Dave Gonzalez, supply chain research director at Gartner, said: “Around 87% of companies outsource a component of their logistics requirements, and 65% are increasing their 3PL usage.

“But as that usage increases there is a drive to rationalise it, and customers are looking to reduce the number of organisations that they use, either to encourage economies of scale or synergies, or they are looking for a smaller number of suppliers to manage,” he added.

Mr Gonzalez explained that as logistics operations had evolved, 3PLs were moving from being “executors of functional tasks” to “network orchestrators”, and – in response to the way shippers have globalised – had invested more heavily in value-added operations.

“3PLs are looking to add services because we believe that they are becoming increasingly worried about their industry becoming commoditised,” he said.

Perhaps alarmingly for 3PLs, the Gartner research also showed that shippers are looking for shorter contract terms, while some appear to have given up altogether on the concept of partnering with their logistics providers.

“Sometimes organisations don’t realise how much outsourcing they do. One trend within the customer base is that we are seeing a lot of reviewing of contract terms, and a lot of requests that Gartner gets are for advice on terms and conditions.

“Additionally, customers are looking for flexibility and agility in their contracting and are not looking for long-term relationships,” he said.

Gartner has assessed the leading global 3PLs according to their ability to execute services against the “completeness of vision”.

This includes: sales execution and pricing; market responsiveness; company viability; operations; service offering and execution, such as the ability to offer shippers a complete end-to-end service and how its variety of services are aligned; marketing execution; and customer experience.

Completeness of vision looks at the 3PL’s business model; its marketing strategy; sales strategy; services product strategy; its geographical strategy; industry strategy; its understanding of the markets its serves; and its level of innovation.

“We often hear 3PLs insisting that they are innovative, but we often find that in many cases this they are simply responding to customer requests rather than coming up with something themselves,” Mr Gonzalez said.

To be included in the study, companies had to satisfy three criteria: revenues of more than $1.25bn in 2012; an equal spread of services in transport management, freight forwarding and warehousing; and a geographic diversification, so that no more than 80% of its revenues derived from just one region.

“Having these criteria meant that some pretty big names didn’t qualify – Panalpina, for example, gets most of its revenues from freight forwarding, and because group revenues are too highly weighted towards this sector, can’t be considered a true 3PL.

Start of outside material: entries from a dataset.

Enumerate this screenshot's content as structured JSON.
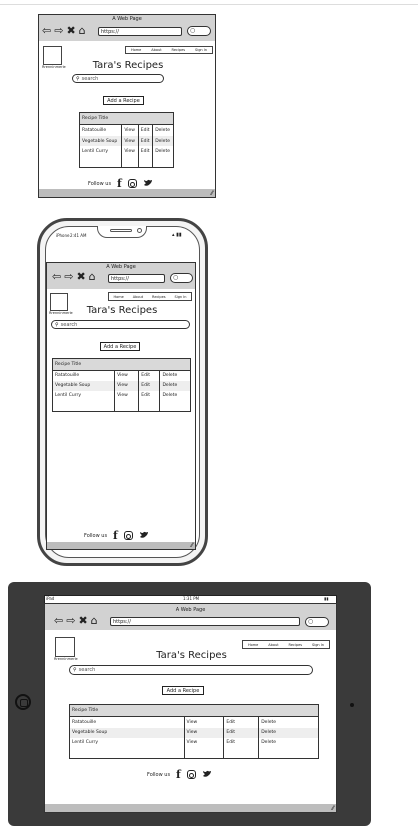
{
  "browser": {
    "window_title": "A Web Page",
    "url": "https://",
    "nav_icons": [
      "back-arrow-icon",
      "forward-arrow-icon",
      "close-icon",
      "home-icon"
    ]
  },
  "page": {
    "brand": "Rrenninmerle",
    "menu": [
      "Home",
      "About",
      "Recipes",
      "Sign In"
    ],
    "title": "Tara's Recipes",
    "search_placeholder": "search",
    "add_button": "Add a Recipe",
    "table": {
      "header": "Recipe Title",
      "rows": [
        {
          "title": "Ratatouille",
          "view": "View",
          "edit": "Edit",
          "delete": "Delete"
        },
        {
          "title": "Vegetable Soup",
          "view": "View",
          "edit": "Edit",
          "delete": "Delete"
        },
        {
          "title": "Lentil Curry",
          "view": "View",
          "edit": "Edit",
          "delete": "Delete"
        }
      ]
    },
    "follow_label": "Follow us"
  },
  "phone": {
    "carrier": "iPhone",
    "time": "2:41 AM"
  },
  "tablet": {
    "left_status": "iPad",
    "time": "1:31 PM"
  },
  "colors": {
    "chrome_gray": "#d2d2d2",
    "device_dark": "#3a3a3a",
    "outline": "#333333"
  }
}
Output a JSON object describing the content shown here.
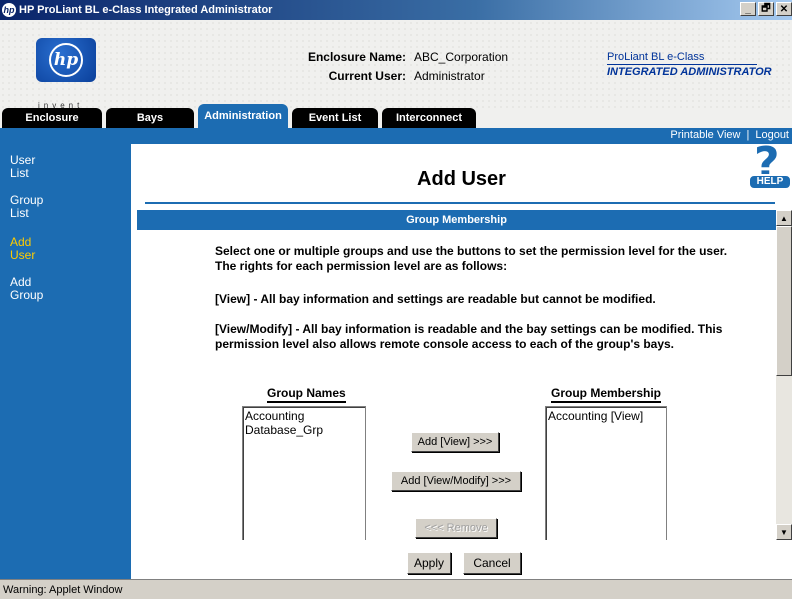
{
  "window": {
    "title": "HP ProLiant BL e-Class Integrated Administrator",
    "logo_letter": "hp",
    "buttons": [
      "_",
      "🗗",
      "✕"
    ]
  },
  "header": {
    "invent": "invent",
    "logo_text": "hp",
    "enclosure_label": "Enclosure Name:",
    "enclosure_value": "ABC_Corporation",
    "user_label": "Current User:",
    "user_value": "Administrator",
    "brand_line1": "ProLiant BL e-Class",
    "brand_line2": "INTEGRATED ADMINISTRATOR"
  },
  "tabs": [
    {
      "label": "Enclosure",
      "active": false
    },
    {
      "label": "Bays",
      "active": false
    },
    {
      "label": "Administration",
      "active": true
    },
    {
      "label": "Event List",
      "active": false
    },
    {
      "label": "Interconnect",
      "active": false
    }
  ],
  "toplinks": {
    "printable": "Printable View",
    "sep": "|",
    "logout": "Logout"
  },
  "sidebar": {
    "items": [
      {
        "line1": "User",
        "line2": "List",
        "active": false
      },
      {
        "line1": "Group",
        "line2": "List",
        "active": false
      },
      {
        "line1": "Add",
        "line2": "User",
        "active": true
      },
      {
        "line1": "Add",
        "line2": "Group",
        "active": false
      }
    ]
  },
  "main": {
    "title": "Add User",
    "help_label": "HELP",
    "help_q": "?",
    "section_header": "Group Membership",
    "intro": "Select one or multiple groups and use the buttons to set the permission level for the user. The rights for each permission level are as follows:",
    "view_desc": "[View] - All bay information and settings are readable but cannot be modified.",
    "viewmodify_desc": "[View/Modify] - All bay information is readable and the bay settings can be modified. This permission level also allows remote console access to each of the group's bays.",
    "group_names_header": "Group Names",
    "group_membership_header": "Group Membership",
    "group_names": [
      "Accounting",
      "Database_Grp"
    ],
    "membership": [
      "Accounting [View]"
    ],
    "add_view_btn": "Add [View] >>>",
    "add_viewmodify_btn": "Add [View/Modify] >>>",
    "remove_btn": "<<< Remove",
    "apply_btn": "Apply",
    "cancel_btn": "Cancel"
  },
  "status": {
    "text": "Warning: Applet Window"
  },
  "colors": {
    "accent": "#1c6cb2",
    "active_nav": "#ffcc00",
    "brand": "#003399"
  }
}
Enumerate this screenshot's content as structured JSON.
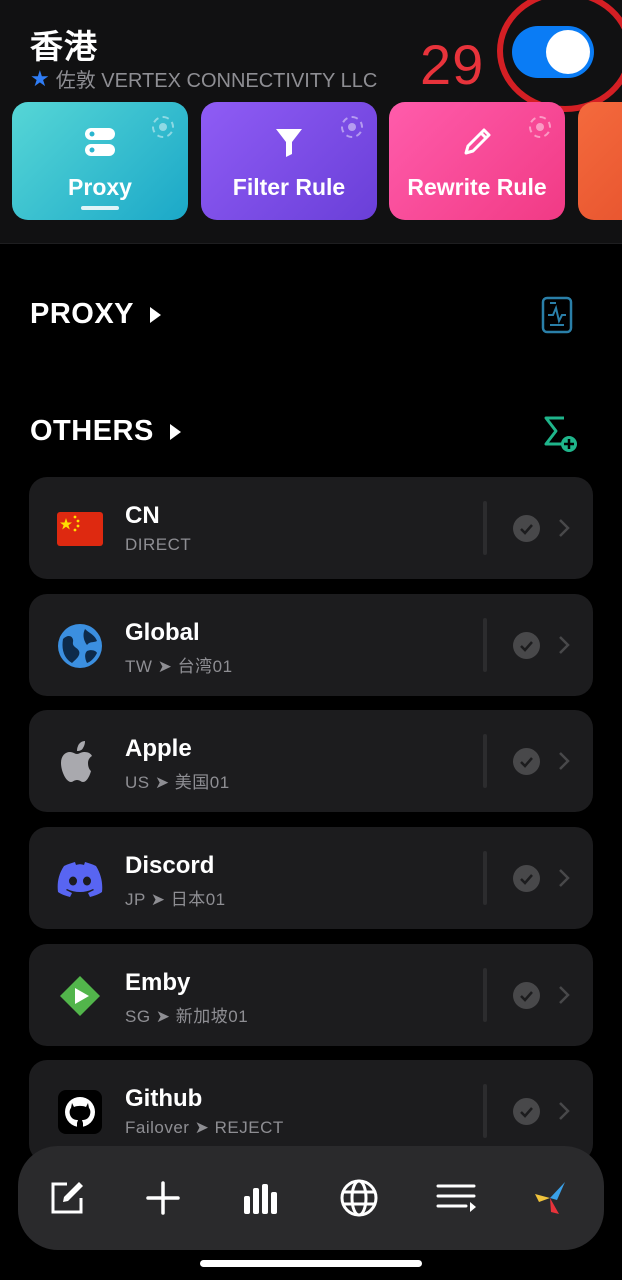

“Likewise, Dachser, Norbert Dentressangle and Wincanton would all appear in a European 3PL study, but they aren’t sufficiently global,” he added.

According to Gartner’s analysis of the 12 global 3PLs that made its cut, they fall into four main categories – niche players, visionaries, challengers and leaders.

South Korean firm Pantos and France’s SDV were two niche players, with the latter very focused on Africa and specific industries such as oil, while Pantos’s growth was “built off the back of the South Korean export economy – “it basically mirrors the expansion of Samsung”, Mr Gonzalez said.

No global 3PL was defined as visionary – offering newer approaches to logistics industry but with more limited execution track record than leaders or challengers, and while having some global capabilities, these are inconsistent and are not fully integrated.

Expeditors, Ceva, UPS Supply Chain, DSV and Damco all fell into the challenger bracket, where the service offering was yet to be completely global, and greater expertise was found in some industries than others – “customers may well feel the ‘seams’ of the organisation”.

Finally, Kuehne + Nagel, DHL, DB Schenker, Agility and UTi Worldwide were classed as leaders, with the first three in a primary grouping the latter two in a secondary.

“What’s interesting is that there is a growing gap between the leaders and the rest,” he said.

Mr Gonzalez added that new regional 3PL studies were underway and would be published later this year.